Previously unreported details of the breach have become known thanks to a private February report by the Northern California Regional Intelligence Centre seen by the outlet.
On 15 January, the hacker, armed with a former employee's TeamViewer username and password, which enables users to remotely control computers, reportedly logged in and deleted programmes that the water plant used to treat drinking water. After the hack was discovered the following day, the facility changed its passwords and reinstalled the programmes.
"No failures were reported as a result of this incident, and no individuals in the city reported illness from water-related failures," stated the report.
The report comes as a growing number of cyberattacks on US water infrastructure have been making headlines. Another hacker who accessed a TeamViewer account raised lye levels in the drinking water to poisonous levels in Oldsmar, Florida just weeks after the San Francisco Bay Area incident.
#Hacker Alters Chemical Levels at US City's Water Treatment Plant: https://t.co/7K7l7dyBbe#internetsecurity #onlinesecurity #cyberattack #cybercrime #cybersecurity #webdev #fintech #infosec #devops #datasecurity #softwaresecurity #netsec #vulnerabilities #cybernews #hacking pic.twitter.com/9c9plXptjE— SecAlerts (@SecAlertsCo) February 9, 2021
On that occasion, an employee was quick to notice the computer's mouse moving on its own and averted further damage. Currently, the Bay Area breach is still under FBI investigation.
It's possible to buy login details on the dark web, said Kent Backman, a researcher at the cybersecurity company Dragos, cited by the outlet.

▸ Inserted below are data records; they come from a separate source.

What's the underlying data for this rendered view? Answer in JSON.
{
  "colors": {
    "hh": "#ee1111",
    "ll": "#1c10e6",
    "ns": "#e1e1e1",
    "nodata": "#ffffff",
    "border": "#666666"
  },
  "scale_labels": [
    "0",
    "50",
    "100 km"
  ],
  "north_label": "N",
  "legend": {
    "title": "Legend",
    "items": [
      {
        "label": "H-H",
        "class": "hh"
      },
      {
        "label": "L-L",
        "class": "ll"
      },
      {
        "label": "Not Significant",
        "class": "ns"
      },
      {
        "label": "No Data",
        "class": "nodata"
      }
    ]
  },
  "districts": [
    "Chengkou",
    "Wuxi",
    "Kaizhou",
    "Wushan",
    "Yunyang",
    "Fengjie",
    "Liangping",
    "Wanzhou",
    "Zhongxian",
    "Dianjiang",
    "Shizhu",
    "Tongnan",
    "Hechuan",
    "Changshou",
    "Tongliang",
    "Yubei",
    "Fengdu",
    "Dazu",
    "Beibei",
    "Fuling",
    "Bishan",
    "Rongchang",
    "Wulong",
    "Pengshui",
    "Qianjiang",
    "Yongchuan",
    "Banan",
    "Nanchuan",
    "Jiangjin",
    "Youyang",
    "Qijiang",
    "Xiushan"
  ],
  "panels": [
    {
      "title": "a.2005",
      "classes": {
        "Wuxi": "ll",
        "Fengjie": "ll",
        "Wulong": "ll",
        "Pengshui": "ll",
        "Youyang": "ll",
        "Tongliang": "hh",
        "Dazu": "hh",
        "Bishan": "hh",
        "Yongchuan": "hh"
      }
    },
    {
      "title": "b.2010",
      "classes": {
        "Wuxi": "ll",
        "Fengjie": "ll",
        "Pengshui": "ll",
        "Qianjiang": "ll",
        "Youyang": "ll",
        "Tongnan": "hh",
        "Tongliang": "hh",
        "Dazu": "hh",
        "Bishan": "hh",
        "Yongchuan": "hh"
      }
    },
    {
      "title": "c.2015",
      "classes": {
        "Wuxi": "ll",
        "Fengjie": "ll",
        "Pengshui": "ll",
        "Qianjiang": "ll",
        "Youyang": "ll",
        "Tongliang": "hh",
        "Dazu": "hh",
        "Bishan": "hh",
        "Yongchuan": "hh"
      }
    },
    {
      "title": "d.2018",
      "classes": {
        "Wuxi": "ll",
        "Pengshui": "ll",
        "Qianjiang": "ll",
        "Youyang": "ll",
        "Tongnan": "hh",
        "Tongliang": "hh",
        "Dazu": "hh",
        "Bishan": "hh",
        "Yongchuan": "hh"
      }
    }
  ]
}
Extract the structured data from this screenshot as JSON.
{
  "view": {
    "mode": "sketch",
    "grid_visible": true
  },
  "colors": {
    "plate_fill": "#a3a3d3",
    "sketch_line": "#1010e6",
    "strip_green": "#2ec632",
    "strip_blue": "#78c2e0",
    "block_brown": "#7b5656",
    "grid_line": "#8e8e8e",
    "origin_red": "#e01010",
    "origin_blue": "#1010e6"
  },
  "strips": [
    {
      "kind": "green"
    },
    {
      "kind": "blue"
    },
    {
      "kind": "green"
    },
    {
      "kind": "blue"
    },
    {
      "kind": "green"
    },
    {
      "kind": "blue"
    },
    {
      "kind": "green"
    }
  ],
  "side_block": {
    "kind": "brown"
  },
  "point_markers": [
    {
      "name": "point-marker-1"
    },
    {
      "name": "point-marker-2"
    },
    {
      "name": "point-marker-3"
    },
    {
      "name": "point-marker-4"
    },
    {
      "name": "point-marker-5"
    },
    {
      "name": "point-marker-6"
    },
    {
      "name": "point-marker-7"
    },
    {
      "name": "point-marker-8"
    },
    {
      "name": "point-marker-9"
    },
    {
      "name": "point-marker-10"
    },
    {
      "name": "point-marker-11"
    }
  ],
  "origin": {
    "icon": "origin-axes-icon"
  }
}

Water supplies, according to experts cited by the outlet, are very vulnerable to hackers, and successfully poisoning them is a potentially easy way to harm large group of people. While American water infrastructure has built-in security, it's lacking centralisation, unlike the electric grid, claim cybersecurity experts. As a result, they believe a large-scale water hack is unlikely.
Water facilities are largely run by nonprofit entities, with rural areas often getting water from small plants run by a handful of employees. Nevertheless, the experts say there's no straightforward protocol to safeguard water facilities.
"If you could imagine a community centre run by two old guys who are plumbers, that's your average water plant," said Bryson Bort, a consultant on industrial cybersecurity systems.
Furthermore, experts say that smaller scale facilities might not even be aware they have been hacked. Or, if they are, they are often unwilling to inform the federal government and their customers.
In light of the recent heightened cybersecurity threats cited by the administration of US President Joe Biden, the White House intends to launch a voluntary cybersecurity collaboration between the federal government and water facilities, a spokesperson said.
Nevertheless, sources say no government initiatives can offer ultimate guarantees of safety for American water from hacker attacks.